We check into American Family Children’s Hospital in Madison, WI. More tests, Malix needs to keep eating, monitor him, etc, etc. The we go meet with the Doctors. Big news, not good. Malix does have an AV Canal defect, BUT it’s “unbalanced.” This means his nubs are not 50/50 for the walls to be put in. How far off are they? The surgery can be simple right? Not at all.

It turns out an Unbalanced AV Canal defect is super rare. Our Doctor has done it 4 times. He’s done thousands and thousands of surgeries, but what we need only 4!!!!! We get a crash course and apparently there is no Doctor in the US that does this all the time. I have always trusted and really liked the surgery. His real name is Dr. Anagnostopoulos. He goes by Dr. A, good for me.

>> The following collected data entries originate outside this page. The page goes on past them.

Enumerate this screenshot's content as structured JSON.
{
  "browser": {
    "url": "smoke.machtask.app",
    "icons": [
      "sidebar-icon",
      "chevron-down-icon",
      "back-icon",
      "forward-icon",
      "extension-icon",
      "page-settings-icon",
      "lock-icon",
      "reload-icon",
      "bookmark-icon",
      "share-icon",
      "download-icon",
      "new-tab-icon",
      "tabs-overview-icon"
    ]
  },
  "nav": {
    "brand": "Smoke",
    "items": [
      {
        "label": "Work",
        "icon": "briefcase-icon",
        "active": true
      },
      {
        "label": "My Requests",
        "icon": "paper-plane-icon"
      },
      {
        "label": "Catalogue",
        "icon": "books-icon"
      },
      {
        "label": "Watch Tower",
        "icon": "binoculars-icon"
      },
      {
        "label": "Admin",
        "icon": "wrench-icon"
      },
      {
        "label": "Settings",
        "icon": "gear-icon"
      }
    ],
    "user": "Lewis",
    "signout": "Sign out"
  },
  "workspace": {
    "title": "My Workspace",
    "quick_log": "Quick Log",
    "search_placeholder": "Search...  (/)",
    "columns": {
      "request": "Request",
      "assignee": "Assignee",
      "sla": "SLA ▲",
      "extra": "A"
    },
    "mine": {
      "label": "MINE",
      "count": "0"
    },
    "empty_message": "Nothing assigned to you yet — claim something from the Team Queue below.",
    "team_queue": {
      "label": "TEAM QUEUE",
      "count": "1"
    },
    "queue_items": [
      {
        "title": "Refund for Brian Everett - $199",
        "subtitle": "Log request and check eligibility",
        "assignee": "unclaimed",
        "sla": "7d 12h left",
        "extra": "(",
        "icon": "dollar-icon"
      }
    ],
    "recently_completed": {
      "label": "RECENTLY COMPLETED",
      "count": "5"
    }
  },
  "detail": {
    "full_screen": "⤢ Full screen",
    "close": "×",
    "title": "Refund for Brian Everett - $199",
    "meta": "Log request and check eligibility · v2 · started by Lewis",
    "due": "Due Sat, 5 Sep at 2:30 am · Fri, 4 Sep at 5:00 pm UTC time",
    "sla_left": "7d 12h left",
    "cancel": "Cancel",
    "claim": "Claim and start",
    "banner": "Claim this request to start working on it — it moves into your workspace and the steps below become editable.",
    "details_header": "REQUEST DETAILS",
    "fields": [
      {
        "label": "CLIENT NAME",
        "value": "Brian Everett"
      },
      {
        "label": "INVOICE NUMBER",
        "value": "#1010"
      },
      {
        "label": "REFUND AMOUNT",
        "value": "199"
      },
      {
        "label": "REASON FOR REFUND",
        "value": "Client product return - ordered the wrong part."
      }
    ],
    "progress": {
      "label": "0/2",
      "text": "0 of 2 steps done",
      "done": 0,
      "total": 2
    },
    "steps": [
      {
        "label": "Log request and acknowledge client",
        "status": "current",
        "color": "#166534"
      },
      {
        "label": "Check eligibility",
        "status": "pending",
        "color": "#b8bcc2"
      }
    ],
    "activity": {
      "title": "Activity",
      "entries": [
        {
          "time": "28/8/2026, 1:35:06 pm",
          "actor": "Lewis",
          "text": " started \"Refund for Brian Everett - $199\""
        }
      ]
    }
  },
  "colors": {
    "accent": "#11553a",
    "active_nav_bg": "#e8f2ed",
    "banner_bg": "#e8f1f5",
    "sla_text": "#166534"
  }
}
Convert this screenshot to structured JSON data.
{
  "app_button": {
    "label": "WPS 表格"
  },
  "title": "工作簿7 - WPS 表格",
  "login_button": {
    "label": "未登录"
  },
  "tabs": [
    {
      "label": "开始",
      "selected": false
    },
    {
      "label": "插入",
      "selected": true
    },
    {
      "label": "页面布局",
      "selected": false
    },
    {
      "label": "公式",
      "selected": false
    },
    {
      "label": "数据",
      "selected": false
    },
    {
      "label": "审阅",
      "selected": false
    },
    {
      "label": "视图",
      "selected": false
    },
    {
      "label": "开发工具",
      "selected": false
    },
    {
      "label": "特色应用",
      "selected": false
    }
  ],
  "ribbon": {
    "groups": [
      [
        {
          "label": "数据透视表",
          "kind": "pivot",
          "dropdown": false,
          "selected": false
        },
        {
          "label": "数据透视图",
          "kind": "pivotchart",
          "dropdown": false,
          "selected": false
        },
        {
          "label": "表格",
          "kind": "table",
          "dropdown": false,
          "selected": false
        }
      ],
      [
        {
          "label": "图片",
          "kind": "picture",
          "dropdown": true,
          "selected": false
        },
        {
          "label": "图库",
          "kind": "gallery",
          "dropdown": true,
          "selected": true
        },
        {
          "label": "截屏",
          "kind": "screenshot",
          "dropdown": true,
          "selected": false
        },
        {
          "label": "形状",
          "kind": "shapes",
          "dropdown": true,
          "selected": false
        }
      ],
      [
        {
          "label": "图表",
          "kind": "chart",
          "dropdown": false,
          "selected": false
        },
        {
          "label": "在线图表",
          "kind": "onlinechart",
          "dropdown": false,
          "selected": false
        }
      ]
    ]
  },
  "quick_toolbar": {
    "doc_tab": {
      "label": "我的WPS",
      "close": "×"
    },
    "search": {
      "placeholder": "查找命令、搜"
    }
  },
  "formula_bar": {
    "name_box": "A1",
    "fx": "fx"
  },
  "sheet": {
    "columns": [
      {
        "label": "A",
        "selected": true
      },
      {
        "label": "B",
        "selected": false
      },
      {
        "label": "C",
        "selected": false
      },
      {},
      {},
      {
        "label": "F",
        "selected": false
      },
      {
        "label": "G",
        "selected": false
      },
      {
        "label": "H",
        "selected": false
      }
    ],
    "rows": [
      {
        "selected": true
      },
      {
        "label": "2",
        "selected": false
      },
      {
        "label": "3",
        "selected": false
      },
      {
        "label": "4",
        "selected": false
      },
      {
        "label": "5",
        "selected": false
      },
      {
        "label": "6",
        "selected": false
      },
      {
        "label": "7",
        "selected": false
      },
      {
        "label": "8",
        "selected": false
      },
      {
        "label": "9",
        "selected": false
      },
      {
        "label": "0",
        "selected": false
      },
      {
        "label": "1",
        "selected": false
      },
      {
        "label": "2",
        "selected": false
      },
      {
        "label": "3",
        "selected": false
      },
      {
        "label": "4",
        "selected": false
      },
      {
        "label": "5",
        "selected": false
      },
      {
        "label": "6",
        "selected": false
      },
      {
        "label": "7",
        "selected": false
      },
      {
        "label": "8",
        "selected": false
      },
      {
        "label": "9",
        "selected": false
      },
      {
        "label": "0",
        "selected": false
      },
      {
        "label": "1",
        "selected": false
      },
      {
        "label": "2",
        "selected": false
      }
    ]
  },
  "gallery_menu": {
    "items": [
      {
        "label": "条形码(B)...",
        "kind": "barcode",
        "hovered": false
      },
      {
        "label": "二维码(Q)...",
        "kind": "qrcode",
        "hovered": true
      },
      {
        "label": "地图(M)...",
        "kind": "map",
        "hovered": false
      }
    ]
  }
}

After all the prep, we are ready to meet, January 23, 2017. Dr. A, in a very serious meeting gives us three choices. 1) do nothing, Malix will die in the next few months 2) Have the “safe” surgery, give Malix 1 chamber. Without further advancements in technology, Malix will likely live no more than 10 years. 3) Go all in. Do the full repair. This does have the greatest chance of not making it out of surgery, but if successful, Malix’s heart will have a chance for a true lifetime!

The meeting still seems so surreal, so serious, so huge. We only felt there was one option, #3. Let’s go all in. We are given a piece of paper to sign, then surgery can happen on January 25, 2016. Meeting done, Michelle stays with Malix, I go back to work.